Many reports require more than one query. To illustrate, let’s take a simple example I’ve built over AdventureWorks. This simple report gives us sales and allows us to select those sales based on customer and/or item.

Now, it would be theoretically possible to just have the user key in the appropriate item number. But that’s not going to make anyone happy (especially if they’ll eventually to want to select multiple items or customers).
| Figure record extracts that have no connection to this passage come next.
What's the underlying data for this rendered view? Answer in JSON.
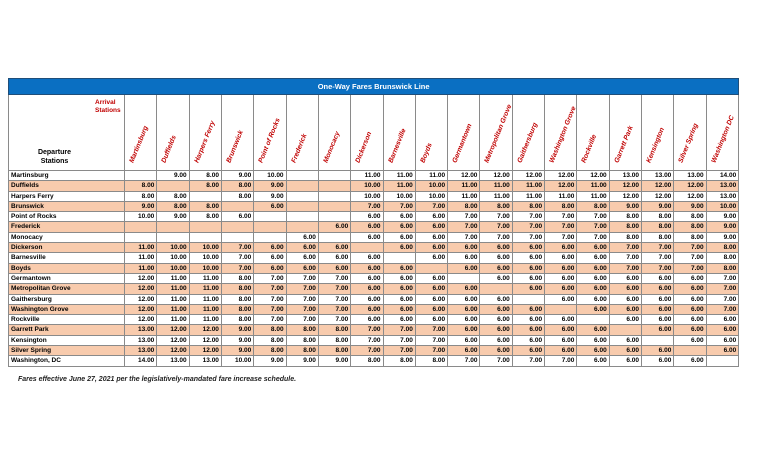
{
  "table": {
    "title": "One-Way Fares Brunswick Line",
    "arrival_label": "Arrival Stations",
    "departure_label": "Departure Stations",
    "columns": [
      "Martinsburg",
      "Duffields",
      "Harpers Ferry",
      "Brunswick",
      "Point of Rocks",
      "Frederick",
      "Monocacy",
      "Dickerson",
      "Barnesville",
      "Boyds",
      "Germantown",
      "Metropolitan Grove",
      "Gaithersburg",
      "Washington Grove",
      "Rockville",
      "Garrett Park",
      "Kensington",
      "Silver Spring",
      "Washington DC"
    ],
    "rows": [
      {
        "station": "Martinsburg",
        "fares": [
          null,
          "9.00",
          "8.00",
          "9.00",
          "10.00",
          null,
          null,
          "11.00",
          "11.00",
          "11.00",
          "12.00",
          "12.00",
          "12.00",
          "12.00",
          "12.00",
          "13.00",
          "13.00",
          "13.00",
          "14.00"
        ]
      },
      {
        "station": "Duffields",
        "fares": [
          "8.00",
          null,
          "8.00",
          "8.00",
          "9.00",
          null,
          null,
          "10.00",
          "11.00",
          "10.00",
          "11.00",
          "11.00",
          "11.00",
          "12.00",
          "11.00",
          "12.00",
          "12.00",
          "12.00",
          "13.00"
        ]
      },
      {
        "station": "Harpers Ferry",
        "fares": [
          "8.00",
          "8.00",
          null,
          "8.00",
          "9.00",
          null,
          null,
          "10.00",
          "10.00",
          "10.00",
          "11.00",
          "11.00",
          "11.00",
          "11.00",
          "11.00",
          "12.00",
          "12.00",
          "12.00",
          "13.00"
        ]
      },
      {
        "station": "Brunswick",
        "fares": [
          "9.00",
          "8.00",
          "8.00",
          null,
          "6.00",
          null,
          null,
          "7.00",
          "7.00",
          "7.00",
          "8.00",
          "8.00",
          "8.00",
          "8.00",
          "8.00",
          "9.00",
          "9.00",
          "9.00",
          "10.00"
        ]
      },
      {
        "station": "Point of Rocks",
        "fares": [
          "10.00",
          "9.00",
          "8.00",
          "6.00",
          null,
          null,
          null,
          "6.00",
          "6.00",
          "6.00",
          "7.00",
          "7.00",
          "7.00",
          "7.00",
          "7.00",
          "8.00",
          "8.00",
          "8.00",
          "9.00"
        ]
      },
      {
        "station": "Frederick",
        "fares": [
          null,
          null,
          null,
          null,
          null,
          null,
          "6.00",
          "6.00",
          "6.00",
          "6.00",
          "7.00",
          "7.00",
          "7.00",
          "7.00",
          "7.00",
          "8.00",
          "8.00",
          "8.00",
          "9.00"
        ]
      },
      {
        "station": "Monocacy",
        "fares": [
          null,
          null,
          null,
          null,
          null,
          "6.00",
          null,
          "6.00",
          "6.00",
          "6.00",
          "7.00",
          "7.00",
          "7.00",
          "7.00",
          "7.00",
          "8.00",
          "8.00",
          "8.00",
          "9.00"
        ]
      },
      {
        "station": "Dickerson",
        "fares": [
          "11.00",
          "10.00",
          "10.00",
          "7.00",
          "6.00",
          "6.00",
          "6.00",
          null,
          "6.00",
          "6.00",
          "6.00",
          "6.00",
          "6.00",
          "6.00",
          "6.00",
          "7.00",
          "7.00",
          "7.00",
          "8.00"
        ]
      },
      {
        "station": "Barnesville",
        "fares": [
          "11.00",
          "10.00",
          "10.00",
          "7.00",
          "6.00",
          "6.00",
          "6.00",
          "6.00",
          null,
          "6.00",
          "6.00",
          "6.00",
          "6.00",
          "6.00",
          "6.00",
          "7.00",
          "7.00",
          "7.00",
          "8.00"
        ]
      },
      {
        "station": "Boyds",
        "fares": [
          "11.00",
          "10.00",
          "10.00",
          "7.00",
          "6.00",
          "6.00",
          "6.00",
          "6.00",
          "6.00",
          null,
          "6.00",
          "6.00",
          "6.00",
          "6.00",
          "6.00",
          "7.00",
          "7.00",
          "7.00",
          "8.00"
        ]
      },
      {
        "station": "Germantown",
        "fares": [
          "12.00",
          "11.00",
          "11.00",
          "8.00",
          "7.00",
          "7.00",
          "7.00",
          "6.00",
          "6.00",
          "6.00",
          null,
          "6.00",
          "6.00",
          "6.00",
          "6.00",
          "6.00",
          "6.00",
          "6.00",
          "7.00"
        ]
      },
      {
        "station": "Metropolitan Grove",
        "fares": [
          "12.00",
          "11.00",
          "11.00",
          "8.00",
          "7.00",
          "7.00",
          "7.00",
          "6.00",
          "6.00",
          "6.00",
          "6.00",
          null,
          "6.00",
          "6.00",
          "6.00",
          "6.00",
          "6.00",
          "6.00",
          "7.00"
        ]
      },
      {
        "station": "Gaithersburg",
        "fares": [
          "12.00",
          "11.00",
          "11.00",
          "8.00",
          "7.00",
          "7.00",
          "7.00",
          "6.00",
          "6.00",
          "6.00",
          "6.00",
          "6.00",
          null,
          "6.00",
          "6.00",
          "6.00",
          "6.00",
          "6.00",
          "7.00"
        ]
      },
      {
        "station": "Washington Grove",
        "fares": [
          "12.00",
          "11.00",
          "11.00",
          "8.00",
          "7.00",
          "7.00",
          "7.00",
          "6.00",
          "6.00",
          "6.00",
          "6.00",
          "6.00",
          "6.00",
          null,
          "6.00",
          "6.00",
          "6.00",
          "6.00",
          "7.00"
        ]
      },
      {
        "station": "Rockville",
        "fares": [
          "12.00",
          "11.00",
          "11.00",
          "8.00",
          "7.00",
          "7.00",
          "7.00",
          "6.00",
          "6.00",
          "6.00",
          "6.00",
          "6.00",
          "6.00",
          "6.00",
          null,
          "6.00",
          "6.00",
          "6.00",
          "6.00"
        ]
      },
      {
        "station": "Garrett Park",
        "fares": [
          "13.00",
          "12.00",
          "12.00",
          "9.00",
          "8.00",
          "8.00",
          "8.00",
          "7.00",
          "7.00",
          "7.00",
          "6.00",
          "6.00",
          "6.00",
          "6.00",
          "6.00",
          null,
          "6.00",
          "6.00",
          "6.00"
        ]
      },
      {
        "station": "Kensington",
        "fares": [
          "13.00",
          "12.00",
          "12.00",
          "9.00",
          "8.00",
          "8.00",
          "8.00",
          "7.00",
          "7.00",
          "7.00",
          "6.00",
          "6.00",
          "6.00",
          "6.00",
          "6.00",
          "6.00",
          null,
          "6.00",
          "6.00"
        ]
      },
      {
        "station": "Silver Spring",
        "fares": [
          "13.00",
          "12.00",
          "12.00",
          "9.00",
          "8.00",
          "8.00",
          "8.00",
          "7.00",
          "7.00",
          "7.00",
          "6.00",
          "6.00",
          "6.00",
          "6.00",
          "6.00",
          "6.00",
          "6.00",
          null,
          "6.00"
        ]
      },
      {
        "station": "Washington, DC",
        "fares": [
          "14.00",
          "13.00",
          "13.00",
          "10.00",
          "9.00",
          "9.00",
          "9.00",
          "8.00",
          "8.00",
          "8.00",
          "7.00",
          "7.00",
          "7.00",
          "7.00",
          "6.00",
          "6.00",
          "6.00",
          "6.00",
          null
        ]
      }
    ]
  },
  "footnote": "Fares effective June 27, 2021 per the legislatively-mandated fare increase schedule."
}
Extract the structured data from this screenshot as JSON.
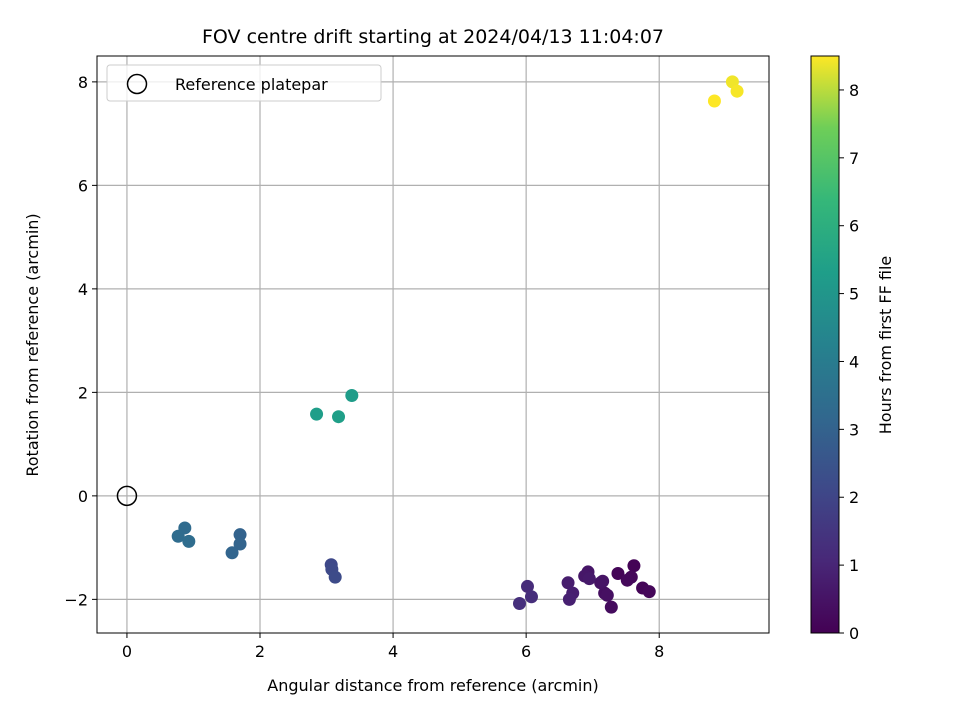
{
  "chart_data": {
    "type": "scatter",
    "title": "FOV centre drift starting at 2024/04/13 11:04:07",
    "xlabel": "Angular distance from reference (arcmin)",
    "ylabel": "Rotation from reference (arcmin)",
    "xlim": [
      -0.45,
      9.65
    ],
    "ylim": [
      -2.65,
      8.5
    ],
    "xticks": [
      0,
      2,
      4,
      6,
      8
    ],
    "xtick_labels": [
      "0",
      "2",
      "4",
      "6",
      "8"
    ],
    "yticks": [
      -2,
      0,
      2,
      4,
      6,
      8
    ],
    "ytick_labels": [
      "−2",
      "0",
      "2",
      "4",
      "6",
      "8"
    ],
    "grid": true,
    "legend": {
      "placement": "top-left",
      "entries": [
        "Reference platepar"
      ]
    },
    "reference_point": {
      "x": 0,
      "y": 0,
      "label": "Reference platepar"
    },
    "colorbar": {
      "label": "Hours from first FF file",
      "colormap": "viridis",
      "range": [
        0,
        8.5
      ],
      "ticks": [
        0,
        1,
        2,
        3,
        4,
        5,
        6,
        7,
        8
      ],
      "tick_labels": [
        "0",
        "1",
        "2",
        "3",
        "4",
        "5",
        "6",
        "7",
        "8"
      ]
    },
    "points": [
      {
        "x": 7.62,
        "y": -1.35,
        "h": 0.05
      },
      {
        "x": 7.38,
        "y": -1.5,
        "h": 0.1
      },
      {
        "x": 7.58,
        "y": -1.57,
        "h": 0.15
      },
      {
        "x": 7.52,
        "y": -1.63,
        "h": 0.2
      },
      {
        "x": 7.75,
        "y": -1.78,
        "h": 0.1
      },
      {
        "x": 7.85,
        "y": -1.85,
        "h": 0.15
      },
      {
        "x": 7.28,
        "y": -2.15,
        "h": 0.3
      },
      {
        "x": 7.18,
        "y": -1.88,
        "h": 0.35
      },
      {
        "x": 7.22,
        "y": -1.92,
        "h": 0.4
      },
      {
        "x": 7.12,
        "y": -1.68,
        "h": 0.45
      },
      {
        "x": 7.15,
        "y": -1.65,
        "h": 0.5
      },
      {
        "x": 6.93,
        "y": -1.47,
        "h": 0.55
      },
      {
        "x": 6.88,
        "y": -1.55,
        "h": 0.6
      },
      {
        "x": 6.95,
        "y": -1.6,
        "h": 0.65
      },
      {
        "x": 6.63,
        "y": -1.68,
        "h": 0.75
      },
      {
        "x": 6.7,
        "y": -1.88,
        "h": 0.8
      },
      {
        "x": 6.65,
        "y": -2.0,
        "h": 0.85
      },
      {
        "x": 6.02,
        "y": -1.75,
        "h": 1.2
      },
      {
        "x": 6.08,
        "y": -1.95,
        "h": 1.25
      },
      {
        "x": 5.9,
        "y": -2.08,
        "h": 1.3
      },
      {
        "x": 3.07,
        "y": -1.33,
        "h": 2.1
      },
      {
        "x": 3.08,
        "y": -1.42,
        "h": 2.15
      },
      {
        "x": 3.13,
        "y": -1.57,
        "h": 2.2
      },
      {
        "x": 1.7,
        "y": -0.75,
        "h": 3.0
      },
      {
        "x": 1.7,
        "y": -0.93,
        "h": 3.05
      },
      {
        "x": 1.58,
        "y": -1.1,
        "h": 3.1
      },
      {
        "x": 0.87,
        "y": -0.62,
        "h": 3.3
      },
      {
        "x": 0.77,
        "y": -0.78,
        "h": 3.35
      },
      {
        "x": 0.93,
        "y": -0.88,
        "h": 3.4
      },
      {
        "x": 3.38,
        "y": 1.94,
        "h": 5.25
      },
      {
        "x": 2.85,
        "y": 1.58,
        "h": 5.3
      },
      {
        "x": 3.18,
        "y": 1.53,
        "h": 5.35
      },
      {
        "x": 9.1,
        "y": 8.0,
        "h": 8.4
      },
      {
        "x": 9.17,
        "y": 7.82,
        "h": 8.45
      },
      {
        "x": 8.83,
        "y": 7.63,
        "h": 8.5
      }
    ]
  }
}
So, this report has two additional data sets: one to provide values for the customer and one to provide values for the item.

Let’s take a look at the report:

We have five datasets, but they’re not all the same.

The first dataset (called “DataSet1”), is used in the table and provides the bulk of the report output.

The other four datasets—“Territories,” “Categories,” “FiscalYears,” “FiscalPeriods,” and “Quarters”—are only used for parameter selection.

Shared Datasets vs. Embedded Datasets

Continuing with this example, only DataSet1 is unique to this report.

You can see this by right clicking on the dataset and choosing properties:

Now, we can see that the DataSet1 is “embedded in the report.” This means that this particular set of “query plus extras” can only be used by this report.

The other four datasets use the shared dataset option. That means that the query was defined BEFORE we created the report.

If we look on the right side of Visual Studio, we can see all the shared datasets that I’ve created for this particular project. I’m using most, but not all of them in this report.

When to Share Datasets

When I work in development, I almost only use shared datasets for parameters. If I have complicated logic that might power multiple reports, I’ll create a view, stored procedure or even simple datamart rather than create a complex dataset (as discussed in my post “SSRS Consultant Tip: Stored Procedures vs. Views for SSRS Reports“).

To keep things clear, I generally name datasets as I have here: “DataSet1” for the dataset unique the report and then real names (e.g. “Products,” “Territories,” “FiscalYears”) for shared datasets.

Multiple Datasets in One Report Beyond Parameters

In the example above, I only have one main dataset. But sometimes I’ll use other datasets in one report.

For example, for a NAV customer, I created a report to show all invoices that have been selected for payment. The user then asked to see all vendors with a credit balance who were not receiving checks at that time. In other words, every time the user asks for step one they also want to see step two.

Therefore, I created another dataset and another table in the report. But essentially, they’re two reports in one because they’re always requested together.

A No-No: Combining Data from Multiple Datasets With the Look Up Function

SSRS has the ability to combine data from multiple data sets. Going back to my cardinal rule about using SSRS only for presenting data and reporting, I don’t think this is a good idea.

Yes, it’s possible to link each dataset in the report to a different data source and therefore a different database (which I once did, combining Unix data and AS400 data in one report. Oh, the horror!). But the performance suffers.

I intend to write more posts on this topic as this is a fairly common scenario for users using multiple software packages.